From their final position, and with the twilight, they would be able to better assess the target and the approaches to it.
Using the terrain, he considered that he could move unseen, certainly by the defenders of the hospital complex.
Having let his men recover from the speedy move north, Lenz harried them into order and sent them scurrying up a roadside ditch, led by Weiss, with the rearguard commanded by Emmering.
Everything went smoothly until the ditch petered out at the junction of the lane and Route 7312.
The whole Kommando simply melted into the ditch, as hand signals made their way from man to man.
Lenz made his way forward, sliding in beside Weiss.
In whispers and using signals, Weiss showed his commander the problem.
Sat on the edge of the wood ahead, set into the rising slope, was a ‘something’ that had attracted Weiss’ experienced eye.
Carefully, Lenz accepted the binoculars and homed in on the unusual construction, just in time to see a small movement, betraying the presence of an enemy.
Closer examination brought the sight of a .30cal machine-gun barrel… and a waft of cigarette smoke.
Lenz handed the binoculars back, and gently gripped his NCO’s shoulder.
“Good work, Unterscharfuhrer.”
Sparing a quick look at his map, and checking that his view of the terrain supported the printed information, Lenz laid a quick plan.
SS troopers Schipper and Zimmerman were given a quick brief and, having divested themselves of anything remotely military, disappeared back down the ditch.

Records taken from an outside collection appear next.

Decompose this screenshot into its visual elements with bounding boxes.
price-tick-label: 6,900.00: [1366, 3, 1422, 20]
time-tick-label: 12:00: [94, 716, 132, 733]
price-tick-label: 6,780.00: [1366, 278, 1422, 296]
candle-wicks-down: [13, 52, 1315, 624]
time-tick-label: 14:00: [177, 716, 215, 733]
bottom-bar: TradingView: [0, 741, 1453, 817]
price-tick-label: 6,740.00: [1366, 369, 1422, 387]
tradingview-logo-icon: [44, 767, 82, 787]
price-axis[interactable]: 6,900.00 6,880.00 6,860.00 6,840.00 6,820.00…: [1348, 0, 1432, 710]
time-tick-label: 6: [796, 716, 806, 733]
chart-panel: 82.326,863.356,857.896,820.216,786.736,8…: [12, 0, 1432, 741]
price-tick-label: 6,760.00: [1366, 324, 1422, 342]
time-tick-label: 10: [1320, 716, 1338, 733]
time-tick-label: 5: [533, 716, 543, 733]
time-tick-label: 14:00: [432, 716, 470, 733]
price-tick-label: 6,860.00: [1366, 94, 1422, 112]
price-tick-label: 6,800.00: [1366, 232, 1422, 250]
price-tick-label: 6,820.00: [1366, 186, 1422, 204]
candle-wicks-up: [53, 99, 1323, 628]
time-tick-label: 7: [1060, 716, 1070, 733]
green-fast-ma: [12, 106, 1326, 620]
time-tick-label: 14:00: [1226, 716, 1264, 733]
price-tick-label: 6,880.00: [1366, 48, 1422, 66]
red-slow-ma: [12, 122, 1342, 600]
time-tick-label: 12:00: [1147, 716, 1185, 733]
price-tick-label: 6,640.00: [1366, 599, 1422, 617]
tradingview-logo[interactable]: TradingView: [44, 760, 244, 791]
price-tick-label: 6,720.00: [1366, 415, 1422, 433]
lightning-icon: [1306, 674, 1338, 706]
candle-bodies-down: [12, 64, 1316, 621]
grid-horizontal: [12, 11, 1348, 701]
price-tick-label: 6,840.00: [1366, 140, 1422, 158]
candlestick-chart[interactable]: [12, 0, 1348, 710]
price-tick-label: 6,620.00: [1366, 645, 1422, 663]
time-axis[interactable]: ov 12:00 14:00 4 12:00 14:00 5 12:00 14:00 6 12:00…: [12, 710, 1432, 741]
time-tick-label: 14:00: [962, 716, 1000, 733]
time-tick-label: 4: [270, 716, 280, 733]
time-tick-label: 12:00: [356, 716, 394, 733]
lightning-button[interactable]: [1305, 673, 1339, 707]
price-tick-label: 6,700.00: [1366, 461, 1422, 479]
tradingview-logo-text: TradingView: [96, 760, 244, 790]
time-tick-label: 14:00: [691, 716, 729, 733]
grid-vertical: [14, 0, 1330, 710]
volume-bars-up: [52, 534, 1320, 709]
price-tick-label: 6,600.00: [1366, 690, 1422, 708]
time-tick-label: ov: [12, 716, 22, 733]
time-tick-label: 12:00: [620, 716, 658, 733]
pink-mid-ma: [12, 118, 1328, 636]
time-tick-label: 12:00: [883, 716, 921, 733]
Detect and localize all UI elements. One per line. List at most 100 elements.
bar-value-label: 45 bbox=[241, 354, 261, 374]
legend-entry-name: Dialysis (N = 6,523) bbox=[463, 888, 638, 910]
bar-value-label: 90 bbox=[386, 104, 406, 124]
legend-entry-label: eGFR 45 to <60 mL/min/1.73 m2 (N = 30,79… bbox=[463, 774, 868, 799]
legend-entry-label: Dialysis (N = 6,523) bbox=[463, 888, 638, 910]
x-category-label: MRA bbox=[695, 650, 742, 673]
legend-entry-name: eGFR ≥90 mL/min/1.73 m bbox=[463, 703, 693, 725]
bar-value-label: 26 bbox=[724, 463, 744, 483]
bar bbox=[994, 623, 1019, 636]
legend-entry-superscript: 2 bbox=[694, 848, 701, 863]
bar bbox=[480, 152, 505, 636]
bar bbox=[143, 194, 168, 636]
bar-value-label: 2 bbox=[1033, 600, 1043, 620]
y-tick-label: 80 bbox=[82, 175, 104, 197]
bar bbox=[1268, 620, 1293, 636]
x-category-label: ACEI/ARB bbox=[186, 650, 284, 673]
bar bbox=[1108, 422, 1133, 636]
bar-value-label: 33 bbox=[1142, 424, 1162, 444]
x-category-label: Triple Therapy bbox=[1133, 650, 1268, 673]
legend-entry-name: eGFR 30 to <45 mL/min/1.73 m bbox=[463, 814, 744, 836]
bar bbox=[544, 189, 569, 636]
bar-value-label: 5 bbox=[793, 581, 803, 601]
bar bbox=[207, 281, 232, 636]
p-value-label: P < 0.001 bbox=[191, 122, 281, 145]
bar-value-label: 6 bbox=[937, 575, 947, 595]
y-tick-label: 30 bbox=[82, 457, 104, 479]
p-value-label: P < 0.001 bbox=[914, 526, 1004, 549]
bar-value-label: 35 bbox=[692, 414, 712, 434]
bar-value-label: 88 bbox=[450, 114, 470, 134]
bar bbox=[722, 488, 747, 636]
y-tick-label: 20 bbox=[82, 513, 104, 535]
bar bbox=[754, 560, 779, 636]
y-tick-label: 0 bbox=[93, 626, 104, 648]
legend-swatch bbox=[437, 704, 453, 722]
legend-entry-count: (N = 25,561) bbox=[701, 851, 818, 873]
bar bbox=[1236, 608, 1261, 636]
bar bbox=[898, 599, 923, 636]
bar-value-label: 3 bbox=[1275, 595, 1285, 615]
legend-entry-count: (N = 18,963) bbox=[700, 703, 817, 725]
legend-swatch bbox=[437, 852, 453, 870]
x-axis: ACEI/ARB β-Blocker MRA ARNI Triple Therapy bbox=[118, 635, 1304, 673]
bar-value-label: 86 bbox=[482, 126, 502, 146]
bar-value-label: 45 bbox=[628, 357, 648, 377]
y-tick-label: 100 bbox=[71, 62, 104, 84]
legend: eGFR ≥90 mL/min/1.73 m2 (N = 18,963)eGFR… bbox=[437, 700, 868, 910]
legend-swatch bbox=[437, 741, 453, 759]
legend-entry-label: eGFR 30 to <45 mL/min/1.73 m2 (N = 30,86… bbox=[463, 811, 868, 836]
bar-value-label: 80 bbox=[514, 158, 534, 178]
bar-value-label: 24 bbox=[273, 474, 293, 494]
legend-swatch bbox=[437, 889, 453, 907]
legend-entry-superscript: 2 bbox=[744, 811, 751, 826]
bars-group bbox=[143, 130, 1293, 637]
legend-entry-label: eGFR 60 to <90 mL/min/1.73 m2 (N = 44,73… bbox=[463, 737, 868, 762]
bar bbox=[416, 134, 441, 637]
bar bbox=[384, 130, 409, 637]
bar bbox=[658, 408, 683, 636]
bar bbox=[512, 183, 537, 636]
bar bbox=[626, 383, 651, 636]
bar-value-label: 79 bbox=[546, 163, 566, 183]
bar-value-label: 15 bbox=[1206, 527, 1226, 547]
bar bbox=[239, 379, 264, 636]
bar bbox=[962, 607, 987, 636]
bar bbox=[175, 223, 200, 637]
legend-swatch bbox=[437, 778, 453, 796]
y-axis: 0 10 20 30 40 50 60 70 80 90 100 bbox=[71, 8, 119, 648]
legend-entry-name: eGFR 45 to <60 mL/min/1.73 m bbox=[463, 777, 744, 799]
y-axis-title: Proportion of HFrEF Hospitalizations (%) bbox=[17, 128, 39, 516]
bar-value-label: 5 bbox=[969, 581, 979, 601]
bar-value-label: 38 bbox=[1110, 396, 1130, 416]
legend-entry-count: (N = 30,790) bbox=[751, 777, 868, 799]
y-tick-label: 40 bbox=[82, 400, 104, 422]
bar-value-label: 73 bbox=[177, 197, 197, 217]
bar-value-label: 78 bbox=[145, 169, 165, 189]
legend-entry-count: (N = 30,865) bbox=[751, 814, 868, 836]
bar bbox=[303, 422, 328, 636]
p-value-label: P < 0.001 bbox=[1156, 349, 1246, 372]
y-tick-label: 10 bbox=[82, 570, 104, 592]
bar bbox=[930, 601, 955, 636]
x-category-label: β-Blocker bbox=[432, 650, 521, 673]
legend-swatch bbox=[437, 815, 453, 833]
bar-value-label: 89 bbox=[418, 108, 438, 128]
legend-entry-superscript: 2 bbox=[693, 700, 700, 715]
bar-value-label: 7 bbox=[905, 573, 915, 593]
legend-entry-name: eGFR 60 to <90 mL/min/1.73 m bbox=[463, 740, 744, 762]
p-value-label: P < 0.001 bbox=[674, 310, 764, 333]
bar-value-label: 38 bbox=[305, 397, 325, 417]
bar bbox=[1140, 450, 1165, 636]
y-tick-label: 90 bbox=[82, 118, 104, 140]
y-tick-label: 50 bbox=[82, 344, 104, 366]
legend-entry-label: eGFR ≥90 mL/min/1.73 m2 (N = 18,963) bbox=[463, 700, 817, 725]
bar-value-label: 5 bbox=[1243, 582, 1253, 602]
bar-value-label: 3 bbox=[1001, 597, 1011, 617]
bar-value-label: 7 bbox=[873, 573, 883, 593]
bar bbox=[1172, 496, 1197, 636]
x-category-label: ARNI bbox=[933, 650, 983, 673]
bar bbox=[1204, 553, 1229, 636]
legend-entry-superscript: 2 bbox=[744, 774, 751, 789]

The remainder of the Kommando stayed alert, eyes fixed on their surroundings… watching… waiting…
To the second, Schipper and Zimmerman emerged from the woods to the south of the US position, draped over each other, laughing and giggling, staggering like men who had enjoyed a little too much of what the local hostelry had to offer.
Lenz switched his attention to the enemy position, where three heads were now clearly defined, and all focused on the noisy new arrivals.
SS Hauptsturmfuhrer Lenz clicked his fingers once and, with a simple palm movement, sent death on its way.
Four killers
rose and ran at top speed, reducing the distance between them and their targets rapidly, their crouched run less defined with each step forwards, their weapons held tightly, ready for immediate use.
The lead figure, Emmering, threw himself forward as a head appeared to turn, the American’s mouth opening to shout a warning.
The rest of the murder squad fell upon the distracted GIs, and two seconds later, four beating hearts were forever stilled.
Like the professionals they were, the four SS soldiers took station in the position, scanning the countryside for threats.
The two drunks had ‘sobered up’ and met up with a comrade laden with their kit, the whole Kommando moving forward, across the road, heading for the relative safety of the woods.
The sound of the heavy engine reached all ears simultaneously, and the SS soldiers hit the ground, disappeared into whatever cover they could find, or continued to run for a distant position of safety.
It mattered not, and the annihilation of SS Kommando Lenz began.
1944 hrs, Saturday, 15th June 1946, Route 7312, southwest of Bräunisheim, Germany.
“Shit! They’re the krauts! Let ‘em have it!”
Hanebury grabbed the firing handles of the .30cal and let rip, the area around the bunker throwing up grass and earth as the bullets ripped through the air, and occasionally, flesh.
One of the four killers flopped to the floor, the top of his head waving like a bin lid over an empty skull cavity, the impact of three bullets sufficient to empty his head of anything remotely brain-like.
Emmering flew backwards, his left shoulder ruined by the passage of two more of Hanebury’s bullets.
The M3 halftrack’s heavier .50cal was working, and the SS Kommandos started to fall, as the gunner concentrated on those still running for cover.
Lenz screamed orders at his men, and then screamed in pain, as a heavy bullet blew his left hand off at the wrist.
A number of his men were down hard, but the others were starting to fight back, and the .30cal in the bunker position lashed out at the speeding vehicles.